Approximate Planning with Hierarchical Partially Observable Markov Decision Process Models for Robot Navigation

  • Georgios Theocharous
  • Sridhar Mahadevan

We propose and investigate a planning framework based on the hierarchical partially observable Markov decision process model (HPOMDP), and apply it to robot navigation. We show how this framework can be used to produce more robust plans as compared to flat models such as partially observable Markov decision processes (POMDPs). In our approach the environment is modeled at different levels of resolution, where abstract states represent both spatial and temporal abstraction. We test our hierarchical POMDP approach using a large simulated and real navigation environment. The results show that the robot is more successful in navigating to goals starting with no positional knowledge (uniform initial belief state distribution) using the hierarchical POMDP framework as compared to the flat POMDP approach.

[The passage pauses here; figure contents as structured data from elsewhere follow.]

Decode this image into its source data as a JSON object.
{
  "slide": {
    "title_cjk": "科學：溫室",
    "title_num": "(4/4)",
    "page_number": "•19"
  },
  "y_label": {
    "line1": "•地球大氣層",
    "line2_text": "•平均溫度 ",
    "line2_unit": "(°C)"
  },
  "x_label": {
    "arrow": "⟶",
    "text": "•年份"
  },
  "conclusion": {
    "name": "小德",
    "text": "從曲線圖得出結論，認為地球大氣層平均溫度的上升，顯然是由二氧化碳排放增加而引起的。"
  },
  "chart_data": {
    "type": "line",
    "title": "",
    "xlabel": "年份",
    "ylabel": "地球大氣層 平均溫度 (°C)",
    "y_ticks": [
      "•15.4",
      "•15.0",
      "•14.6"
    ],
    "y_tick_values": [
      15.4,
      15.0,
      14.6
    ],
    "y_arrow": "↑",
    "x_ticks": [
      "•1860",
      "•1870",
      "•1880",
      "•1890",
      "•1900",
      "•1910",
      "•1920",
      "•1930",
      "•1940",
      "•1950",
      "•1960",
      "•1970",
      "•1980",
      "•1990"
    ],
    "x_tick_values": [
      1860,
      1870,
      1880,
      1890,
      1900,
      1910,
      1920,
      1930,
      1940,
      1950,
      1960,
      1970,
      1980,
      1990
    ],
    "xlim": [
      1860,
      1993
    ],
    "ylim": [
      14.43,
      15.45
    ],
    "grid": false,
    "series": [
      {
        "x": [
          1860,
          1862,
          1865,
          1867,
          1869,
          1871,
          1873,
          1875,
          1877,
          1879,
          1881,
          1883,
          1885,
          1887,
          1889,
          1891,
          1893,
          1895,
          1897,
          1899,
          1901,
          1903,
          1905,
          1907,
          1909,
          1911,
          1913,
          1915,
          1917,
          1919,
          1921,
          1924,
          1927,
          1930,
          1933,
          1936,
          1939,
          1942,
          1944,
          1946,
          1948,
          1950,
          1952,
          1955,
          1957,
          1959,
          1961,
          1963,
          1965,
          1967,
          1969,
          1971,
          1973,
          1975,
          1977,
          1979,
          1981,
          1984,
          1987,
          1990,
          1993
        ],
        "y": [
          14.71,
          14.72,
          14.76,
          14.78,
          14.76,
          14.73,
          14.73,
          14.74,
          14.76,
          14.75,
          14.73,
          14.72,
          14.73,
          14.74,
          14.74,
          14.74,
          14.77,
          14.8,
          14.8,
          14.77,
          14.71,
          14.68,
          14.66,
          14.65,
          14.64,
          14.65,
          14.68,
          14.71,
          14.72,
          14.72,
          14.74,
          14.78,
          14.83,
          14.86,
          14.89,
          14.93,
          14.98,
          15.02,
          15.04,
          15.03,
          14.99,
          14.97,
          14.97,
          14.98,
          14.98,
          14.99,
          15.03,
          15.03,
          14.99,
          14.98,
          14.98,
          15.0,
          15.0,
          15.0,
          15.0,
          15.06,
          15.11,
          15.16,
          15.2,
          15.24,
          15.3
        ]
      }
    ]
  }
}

IROS Conference 2002 Conference Paper

Learning the hierarchical structure of spatial environments using multiresolution statistical models

  • Georgios Theocharous
  • Sridhar Mahadevan

We explore the use of hierarchical Partially Observable Markov Decision Process (HPOMDP) models to represent and learn a multiresolution spatial structure representation of indoor office environments. The hierarchical POMDP model is based on the hierarchical Hidden Markov Model (HHMM). HPOMDPs can be learned from sequences of observations using an extension of the hierarchical Baum-Welch estimation algorithm for HHMMs. We apply the HPOMDP model to indoor robot navigation and show how this framework can be used to represent multiresolution spatial maps. In the HPOMDP framework the environment is modeled at different levels of resolutions where abstract states represent both spatial and temporal abstraction. We test our hierarchical POMDP approach using a large simulated (modeled after a real environment) navigation environment. The results show that the hierarchical POMDP model is more capable in inferring the spatial structure than a uniform resolution "flat" POMDP.

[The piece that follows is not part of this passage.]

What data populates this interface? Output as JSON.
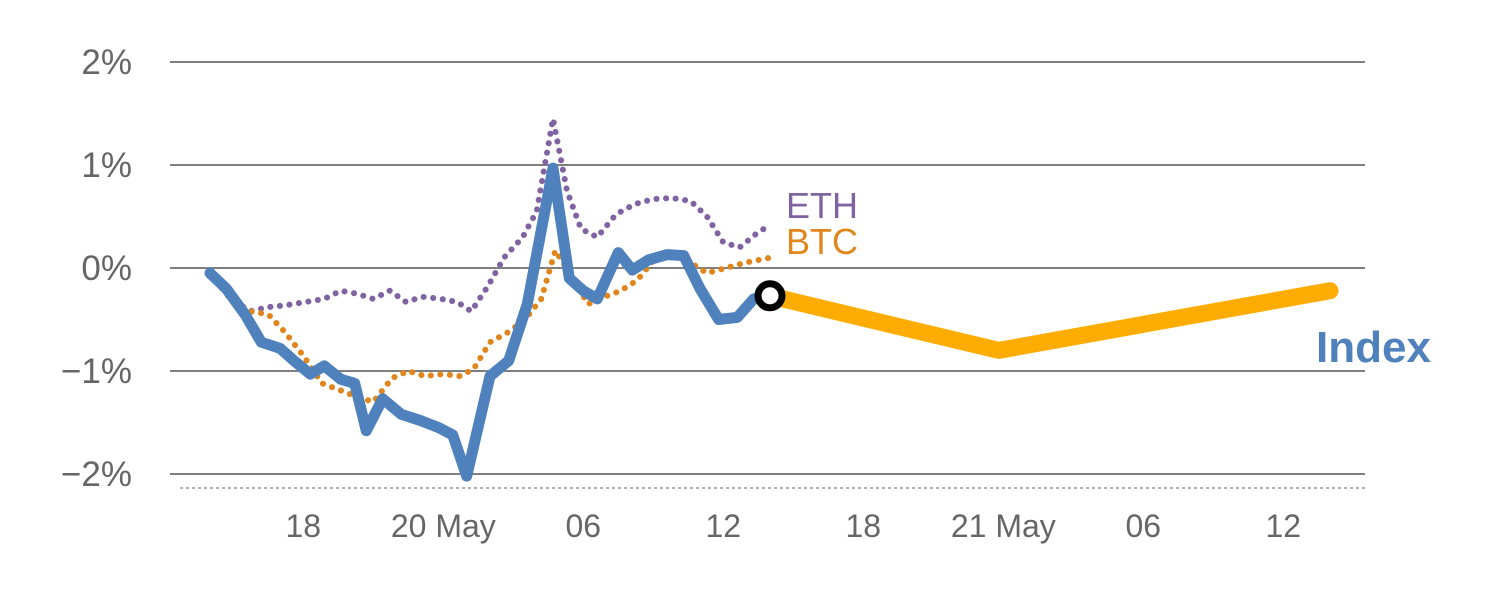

ICRA Conference 2001 Conference Paper

Learning Hierarchical Partially Observable Markov Decision Process Models for Robot Navigation

  • Georgios Theocharous
  • Khashayar Rohanimanesh
  • Sridhar Mahadevan

We propose and investigate a general framework for hierarchical modeling of partially observable environments, such as office buildings, using hierarchical hidden Markov models (HHMMs). Our main goal is to explore hierarchical modeling as a basis for designing more efficient methods for model construction and usage. As a case study we focus on indoor robot navigation and show how this framework can be used to learn a hierarchy of models of the environment at different levels of spatial abstraction. We introduce the idea of model reuse that can be used to combine already learned models into a larger model. We describe an extension of the HHMM model to includes actions, which we call hierarchical POMDPs, and describe a modified hierarchical Baum-Welch algorithm to learn these models. We train different families of hierarchical models for a simulated and a real world corridor environment and compare them with the standard "flat" representation of the same environment. We show that the hierarchical POMDP approach, combined with model reuse, allows learning hierarchical models that fit the data better and train faster than flat models.